Director: Alfred Hitchcock

Actors: Robert Donat, Madeleine Carroll

The 39 Steps is a film about a man who attends a demonstration that ensues into chaos. He then finds himself holding a woman who persuades him to let her spend the night at his apartment where she informs him that she is a spy being chased. When then woman bursts into his room in the dark of the night stabbed in the back she utters the “39 steps” without any explanation and this becomes his duty to discover the meaning of those words.

Why is the setting, angle and light of certain scenes important as a tool for a foreshadowing effect throughout the film?

In one of the scenes the car that is driving Madeleine Carroll and Robert Donat starts at the beginning of this path that turns into this curvy road that represents the sort of winding way that the two characters will have to go. It’s symbolic for how many obstacles will emerge and how their journey will not be easy. The road is also very foggy signifying a sort of haze, this haze is the mystery of the 39 steps.

How does a certain object play a strong role in the entire film?

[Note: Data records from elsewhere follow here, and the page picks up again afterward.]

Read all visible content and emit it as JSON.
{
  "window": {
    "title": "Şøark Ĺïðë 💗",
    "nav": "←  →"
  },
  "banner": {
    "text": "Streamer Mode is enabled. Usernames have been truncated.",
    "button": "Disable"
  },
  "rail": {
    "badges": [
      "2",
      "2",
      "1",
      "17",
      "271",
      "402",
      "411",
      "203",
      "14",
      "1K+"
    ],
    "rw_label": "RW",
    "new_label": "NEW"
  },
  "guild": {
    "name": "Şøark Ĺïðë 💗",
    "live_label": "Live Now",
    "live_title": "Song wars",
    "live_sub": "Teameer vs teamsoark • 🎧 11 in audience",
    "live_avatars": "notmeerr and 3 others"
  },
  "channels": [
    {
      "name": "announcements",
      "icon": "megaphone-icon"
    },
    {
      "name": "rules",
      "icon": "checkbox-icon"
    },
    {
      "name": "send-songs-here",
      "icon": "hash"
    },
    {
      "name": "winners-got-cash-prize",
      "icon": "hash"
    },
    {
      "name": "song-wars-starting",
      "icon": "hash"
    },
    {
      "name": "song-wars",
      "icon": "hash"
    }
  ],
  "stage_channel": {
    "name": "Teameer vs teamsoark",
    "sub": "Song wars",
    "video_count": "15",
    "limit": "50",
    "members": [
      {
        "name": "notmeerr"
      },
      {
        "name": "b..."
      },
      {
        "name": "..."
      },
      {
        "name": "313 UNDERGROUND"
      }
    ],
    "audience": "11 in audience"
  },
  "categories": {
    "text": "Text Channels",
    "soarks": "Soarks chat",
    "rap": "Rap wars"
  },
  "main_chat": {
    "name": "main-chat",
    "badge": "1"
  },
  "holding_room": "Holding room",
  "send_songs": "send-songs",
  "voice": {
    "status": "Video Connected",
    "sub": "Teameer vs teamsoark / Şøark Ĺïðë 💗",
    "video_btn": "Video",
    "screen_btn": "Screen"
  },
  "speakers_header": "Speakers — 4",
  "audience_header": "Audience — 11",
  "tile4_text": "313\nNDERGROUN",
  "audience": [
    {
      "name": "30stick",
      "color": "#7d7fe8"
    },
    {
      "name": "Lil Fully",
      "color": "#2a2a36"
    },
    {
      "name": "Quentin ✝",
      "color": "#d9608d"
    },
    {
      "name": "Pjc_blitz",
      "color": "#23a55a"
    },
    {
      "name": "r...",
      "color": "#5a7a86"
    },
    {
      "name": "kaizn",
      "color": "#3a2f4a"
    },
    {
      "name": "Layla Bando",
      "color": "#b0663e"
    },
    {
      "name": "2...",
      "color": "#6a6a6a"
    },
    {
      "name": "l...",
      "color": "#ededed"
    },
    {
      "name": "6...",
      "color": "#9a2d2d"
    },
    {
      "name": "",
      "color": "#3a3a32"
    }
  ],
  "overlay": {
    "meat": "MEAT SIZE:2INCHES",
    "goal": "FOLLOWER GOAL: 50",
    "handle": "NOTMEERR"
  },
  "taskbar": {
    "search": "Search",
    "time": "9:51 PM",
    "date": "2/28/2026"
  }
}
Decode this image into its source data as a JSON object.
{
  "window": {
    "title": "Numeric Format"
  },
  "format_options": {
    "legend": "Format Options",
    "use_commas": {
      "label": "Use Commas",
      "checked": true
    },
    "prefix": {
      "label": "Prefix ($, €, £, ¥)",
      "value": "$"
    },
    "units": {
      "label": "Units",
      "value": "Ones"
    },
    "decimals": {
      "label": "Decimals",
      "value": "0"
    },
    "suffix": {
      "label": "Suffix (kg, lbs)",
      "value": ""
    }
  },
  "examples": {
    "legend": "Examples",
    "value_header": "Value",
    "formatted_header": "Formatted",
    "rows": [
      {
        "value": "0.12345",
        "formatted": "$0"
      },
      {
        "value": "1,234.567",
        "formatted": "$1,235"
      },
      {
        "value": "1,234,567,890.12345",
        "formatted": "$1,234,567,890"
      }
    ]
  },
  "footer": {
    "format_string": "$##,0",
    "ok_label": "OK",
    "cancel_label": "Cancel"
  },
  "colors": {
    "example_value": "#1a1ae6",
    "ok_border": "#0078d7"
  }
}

Throughout the whole entire film Robert Donat and Madeleine Carroll are joined by the wrist by a pair of handcuffs. These handcuffs tie them together and sustain that joint symbol through many impediments along the way. In one scene Madeleine Carroll tries to break them off and later succeeds but once they are no longer on her wrist she feels wrong, the cuffs are a magnet. Without the handcuffs Donat and Carroll would never have come together in the end to piece the puzzle together and figure out what the utterance of the 39 steps means.